How are CBR and RL similar anyway?

  • In CBR we have the Case-Base, In Reinforcement Learning we have the state-action space. Each case consists of the problem and its solution. In RL the action is considered the solution to the current state too.
  • In CBR there could be a value for each case that measures the performance of this case; in RL each state-action pair has its value.
  • In RL rewards from the environment are the way of updating the state-action pairs’ values.

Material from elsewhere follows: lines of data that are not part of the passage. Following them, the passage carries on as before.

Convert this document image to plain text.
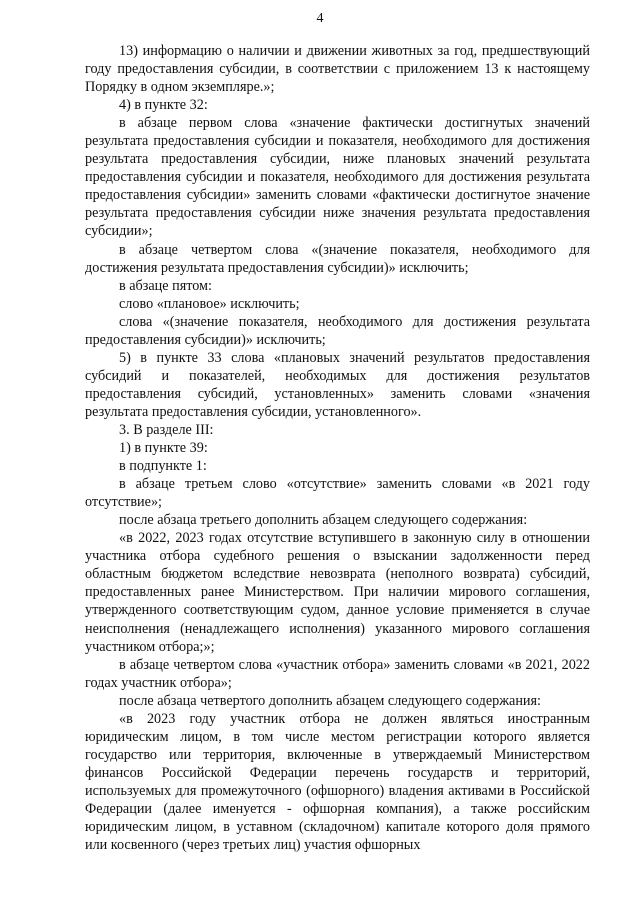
4

13) информацию о наличии и движении животных за год, предшествующий году предоставления субсидии, в соответствии с приложением 13 к настоящему Порядку в одном экземпляре.»;

4) в пункте 32:

в абзаце первом слова «значение фактически достигнутых значений результата предоставления субсидии и показателя, необходимого для достижения результата предоставления субсидии, ниже плановых значений результата предоставления субсидии и показателя, необходимого для достижения результата предоставления субсидии» заменить словами «фактически достигнутое значение результата предоставления субсидии ниже значения результата предоставления субсидии»;

в абзаце четвертом слова «(значение показателя, необходимого для достижения результата предоставления субсидии)» исключить;

в абзаце пятом:

слово «плановое» исключить;

слова «(значение показателя, необходимого для достижения результата предоставления субсидии)» исключить;

5) в пункте 33 слова «плановых значений результатов предоставления субсидий и показателей, необходимых для достижения результатов предоставления субсидий, установленных» заменить словами «значения результата предоставления субсидии, установленного».

3. В разделе III:

1) в пункте 39:

в подпункте 1:

в абзаце третьем слово «отсутствие» заменить словами «в 2021 году отсутствие»;

после абзаца третьего дополнить абзацем следующего содержания:

«в 2022, 2023 годах отсутствие вступившего в законную силу в отношении участника отбора судебного решения о взыскании задолженности перед областным бюджетом вследствие невозврата (неполного возврата) субсидий, предоставленных ранее Министерством. При наличии мирового соглашения, утвержденного соответствующим судом, данное условие применяется в случае неисполнения (ненадлежащего исполнения) указанного мирового соглашения участником отбора;»;

в абзаце четвертом слова «участник отбора» заменить словами «в 2021, 2022 годах участник отбора»;

после абзаца четвертого дополнить абзацем следующего содержания:

«в 2023 году участник отбора не должен являться иностранным юридическим лицом, в том числе местом регистрации которого является государство или территория, включенные в утверждаемый Министерством финансов Российской Федерации перечень государств и территорий, используемых для промежуточного (офшорного) владения активами в Российской Федерации (далее именуется - офшорная компания), а также российским юридическим лицом, в уставном (складочном) капитале которого доля прямого или косвенного (через третьих лиц) участия офшорных
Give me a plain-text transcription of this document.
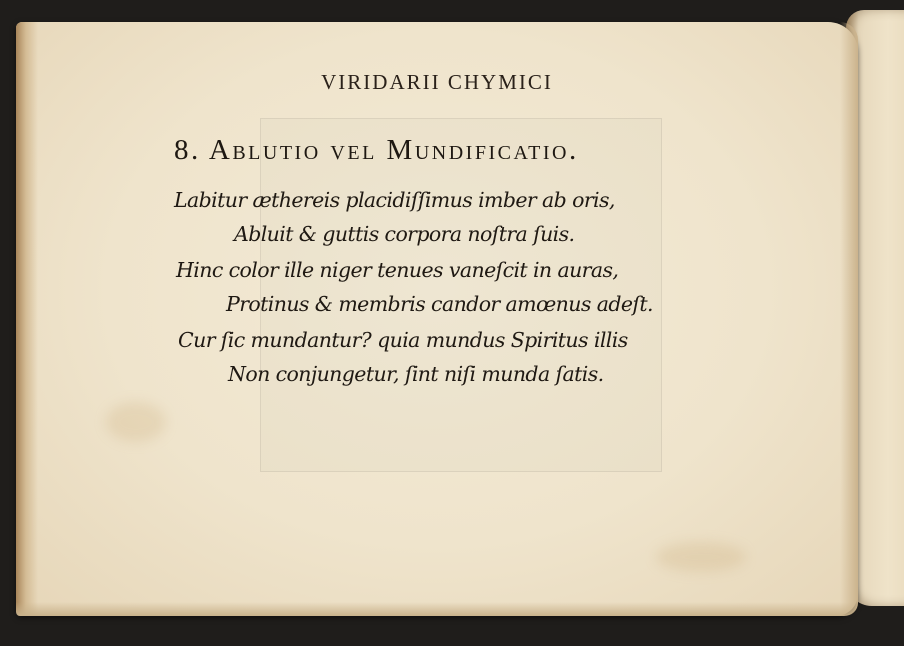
VIRIDARII CHYMICI
8. Ablutio vel Mundificatio.
Labitur æthereis placidiſſimus imber ab oris,
Abluit & guttis corpora noſtra ſuis.
Hinc color ille niger tenues vaneſcit in auras,
Protinus & membris candor amœnus adeſt.
Cur ſic mundantur? quia mundus Spiritus illis
Non conjungetur, ſint niſi munda ſatis.
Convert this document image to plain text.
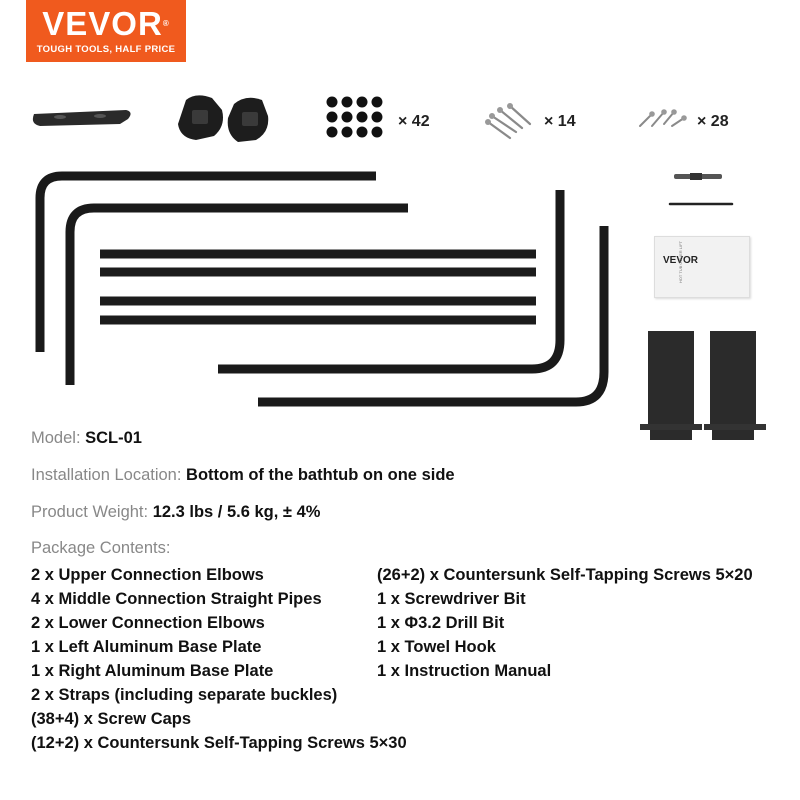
VEVOR®
TOUGH TOOLS, HALF PRICE
× 42	× 14	× 28
VEVOR
HOT TUB COVER LIFT
Model: SCL-01
Installation Location: Bottom of the bathtub on one side
Product Weight: 12.3 lbs / 5.6 kg, ± 4%
Package Contents:
2 x Upper Connection Elbows
4 x Middle Connection Straight Pipes
2 x Lower Connection Elbows
1 x Left Aluminum Base Plate
1 x Right Aluminum Base Plate
2 x Straps (including separate buckles)
(38+4) x Screw Caps
(12+2) x Countersunk Self-Tapping Screws 5×30
(26+2) x Countersunk Self-Tapping Screws 5×20
1 x Screwdriver Bit
1 x Φ3.2 Drill Bit
1 x Towel Hook
1 x Instruction Manual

In CBR there are no rewards but after applying each case a revision process is performed to the case after testing it to update its performance value.
  • In CBR retrieving the case is done in RL under the name of “the policy of choosing actions from the action space”
  • In CBR adaptation is performed after retrieving the action, in RL no adaptation is performed because the action-space contains ALL the possible solutions.

And there are more examples to say but those are enough.

So Are CBR and RL techniques the same thing?

Of course not, there are many differences between them. CBR solves the learning problem by depending on past experience while RL solves the learning problem depending on trial and error.

What is the significance of hybrid CBR/RL Techniques?

It’s as if we make the computer learn BOTH by trial and error and past experience. Of-course this often leads to better results. We can say that both complete each other.

How is CBR hybridized with RL and vice versa?

CBR needs RL techniques in the revising phase. Q-learning is used in this paper: “Transfer Learning in Real-Time Strategy Games Using Hybrid CBR/RL -2007″ , and another example is the master “A CBR/RL system for learning micromanagement in real-time strategy games – 2009″

RL needs CBR for function approximation; an example is the paper “CBR for State Value Function Approximation in Reinforcement Learning – 2005″

RL needs CBR for learning continuous action model (also approximation), an example is: “Learning Continuous Action Models in a Real-Time Strategy Environment – 2008″

Heuristically Accelerated RL – One of the Heuristics here is the case-base, an example is “Improving Reinforcement Learning by using Case Based Heuristics – 2009”

Continuous Case Based Reasoning – 1993

Experiments with reinforcement learning in problems with continuous state and action-spaces – 1997

A new heuristic approach for dual control – 1997

So the questions here are …

  • When to use Reinforcement Learning and when to use Case-Based Reasoning?
  • Are there Cases where Applying one of them is completely refused from the technical point of view?
  • If we are dealing with infinite number of state-action pairs, what is the preferred solution? Could both techniques serve well separately?
  • How can we make the best use of Hybrid CBR/RL approach to tackle the problem?

I’ll do my best to answer them in future post(s) .However; I’d be delighted if an expert could answer now.